Heart failure registry can be differentiated between the ARBs, candesartan and losartan. Mortality in heart failure patients with impaired left ventricular ejection fraction (LVEF) was significantly reduced with candesartan in comparison to losartan in a large population of patients in everyday care. Fifteen per cent of the patients in this registry study of Swedish patients had diabetes; as could be expected from broad estimations that one in five diabetic patients will develop heart failure in the course of their disease. Heart failure and diabetes are inextricably linked.
Managing heart failure patients through angiotension receptor blockers. Because of this and the high incidence and financial burden of these conditions, preventing heart failure patients from developing diabetes; preventing those with diabetes from developing heart failure; and improving the prognosis of those with diabetes and heart failure are important therapeutic goals. Most algorithms for the pharmacological management of heart failure recommend the use of an angiotensin ll receptor antagonist (ARB) in ACE-intolerant patients. Nurse Call Systems Sydney help deal medical emergencies.

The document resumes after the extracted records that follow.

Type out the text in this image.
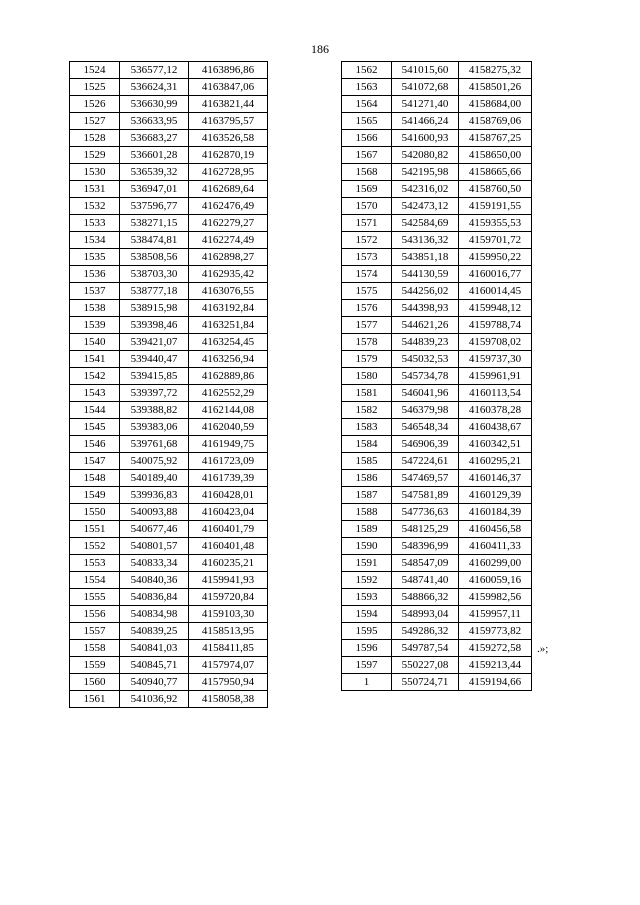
186
1524	536577,12	4163896,86
1525	536624,31	4163847,06
1526	536630,99	4163821,44
1527	536633,95	4163795,57
1528	536683,27	4163526,58
1529	536601,28	4162870,19
1530	536539,32	4162728,95
1531	536947,01	4162689,64
1532	537596,77	4162476,49
1533	538271,15	4162279,27
1534	538474,81	4162274,49
1535	538508,56	4162898,27
1536	538703,30	4162935,42
1537	538777,18	4163076,55
1538	538915,98	4163192,84
1539	539398,46	4163251,84
1540	539421,07	4163254,45
1541	539440,47	4163256,94
1542	539415,85	4162889,86
1543	539397,72	4162552,29
1544	539388,82	4162144,08
1545	539383,06	4162040,59
1546	539761,68	4161949,75
1547	540075,92	4161723,09
1548	540189,40	4161739,39
1549	539936,83	4160428,01
1550	540093,88	4160423,04
1551	540677,46	4160401,79
1552	540801,57	4160401,48
1553	540833,34	4160235,21
1554	540840,36	4159941,93
1555	540836,84	4159720,84
1556	540834,98	4159103,30
1557	540839,25	4158513,95
1558	540841,03	4158411,85
1559	540845,71	4157974,07
1560	540940,77	4157950,94
1561	541036,92	4158058,38
1562	541015,60	4158275,32
1563	541072,68	4158501,26
1564	541271,40	4158684,00
1565	541466,24	4158769,06
1566	541600,93	4158767,25
1567	542080,82	4158650,00
1568	542195,98	4158665,66
1569	542316,02	4158760,50
1570	542473,12	4159191,55
1571	542584,69	4159355,53
1572	543136,32	4159701,72
1573	543851,18	4159950,22
1574	544130,59	4160016,77
1575	544256,02	4160014,45
1576	544398,93	4159948,12
1577	544621,26	4159788,74
1578	544839,23	4159708,02
1579	545032,53	4159737,30
1580	545734,78	4159961,91
1581	546041,96	4160113,54
1582	546379,98	4160378,28
1583	546548,34	4160438,67
1584	546906,39	4160342,51
1585	547224,61	4160295,21
1586	547469,57	4160146,37
1587	547581,89	4160129,39
1588	547736,63	4160184,39
1589	548125,29	4160456,58
1590	548396,99	4160411,33
1591	548547,09	4160299,00
1592	548741,40	4160059,16
1593	548866,32	4159982,56
1594	548993,04	4159957,11
1595	549286,32	4159773,82
1596	549787,54	4159272,58
1597	550227,08	4159213,44
1	550724,71	4159194,66
.»;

Currently, only candesartan and valsartan have evidence to support their use in heart failure, with positive outcome data from the CHARM group of studies when candesartan was used together with an ACE inhibitor and a B-blocker. In contrast, valsartan, in the VAL-HEFT study, when used with an ACE inhibitor and a beta-blocker, led to an adverse trend of increasing mortality and morbidity, which requires the Nurse Call Systems Sydney?
The positive results for candesartan in this latest evaluation in a ‘real-world’ situation were maintained after adjustment for numerous clinical variables, including dose (the comparative losartan dose was set at 150 mg/day in accordance with the HEAAL study’), selection bias and outcome. In the evaluation of doses in this study, 70% of the candesartan group received the target dose defined as 32 or 50 mg/day.
The benefit in all-cause mortality with candesartan was seen in both the one and five year survival data of patients with a LVEF of less than 40% and in those with a LVEF of 40% or more. The one-year survival was 90% for patients receiving candesartan and 83% for patients receiving losartan. The five-year survival was 61% for candesartan-treated patients and 44% for losartan-treated patients.
The hazard ratio (HR) for all-cause mortality of losartan compared with candesartan was 1.43 overall, and similar in those patients with impaired LVEF and those with LVEF greater than 40% (HR of candesartan compared to losartan was 0.70). As the patients included in this study were being treated both in hospital and on an outpatient basis (54.5% of patients), overall mortality was low (1 329 deaths in the 5139 patients included in the analysis).